Viel ist über diesen Roman schon spekuliert worden — über das neue Buch von Martin Walser, in dem der 84-jährige Büchner- und Friedenspreisträger zum ersten Mal ausführlich über den Glauben schreibt. Der Roman "Muttersohn" wird am 15. Juli in Deutschland erscheinen.

Was unterscheidet den Muttersohn vom Muttersöhnchen?

Walser Mein Roman.

Mit welchen Folgen?

Walser Ich habe zwar nicht das Buch geschrieben, um diese schmähliche Verballhornung des Wortes zu korrigieren. Aber man kann schon sagen, dass das Wort Muttersohn so gut wie ausgestorben ist. Überlebt hat nur diese lächerliche und natürlich hämische Form des Muttersöhnchens.
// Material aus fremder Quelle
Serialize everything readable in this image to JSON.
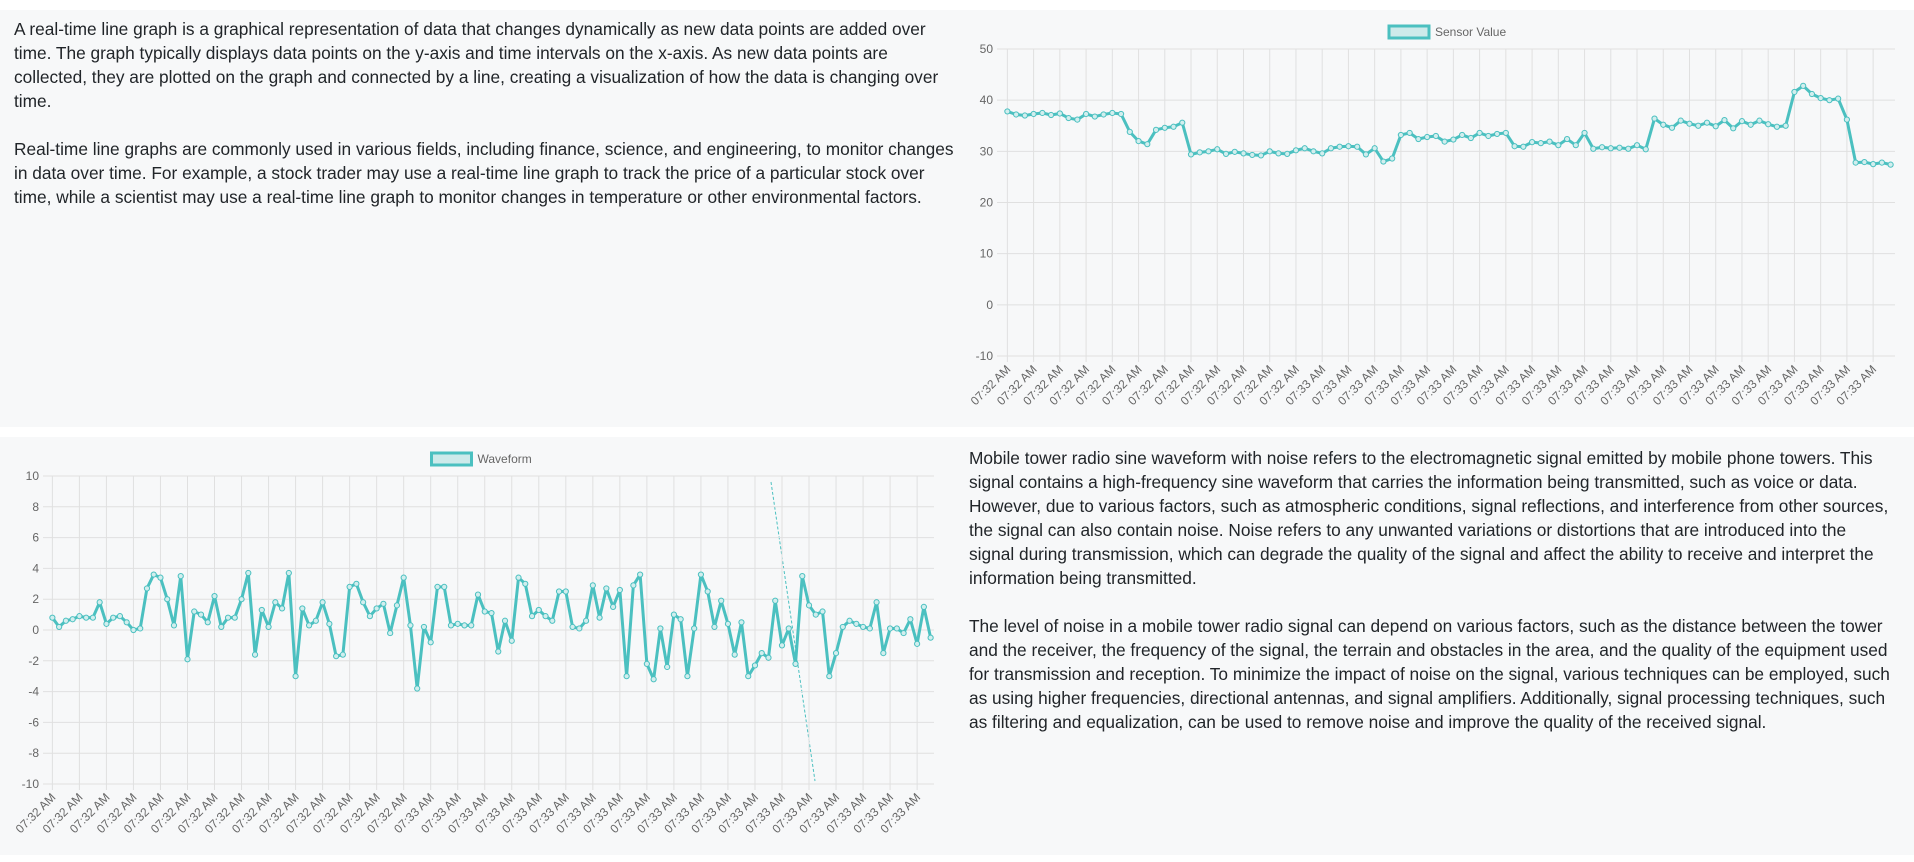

Was sagt das über die Gesellschaft aus, wenn wir für eine besondere Beziehung zur Mutter nur noch ein hämisches Wort haben?

Walser Ich bin nicht verantwortlich für diese Kulturentgleisung, ich stelle das auch nur fest. Aber offenbar haben genügend Leute die Beziehung von der Mutter zum Sohn und vom Sohn zur Mutter kritisch betrachtet und waren schnell bereit, diese zu gute Beziehung zu ahnden.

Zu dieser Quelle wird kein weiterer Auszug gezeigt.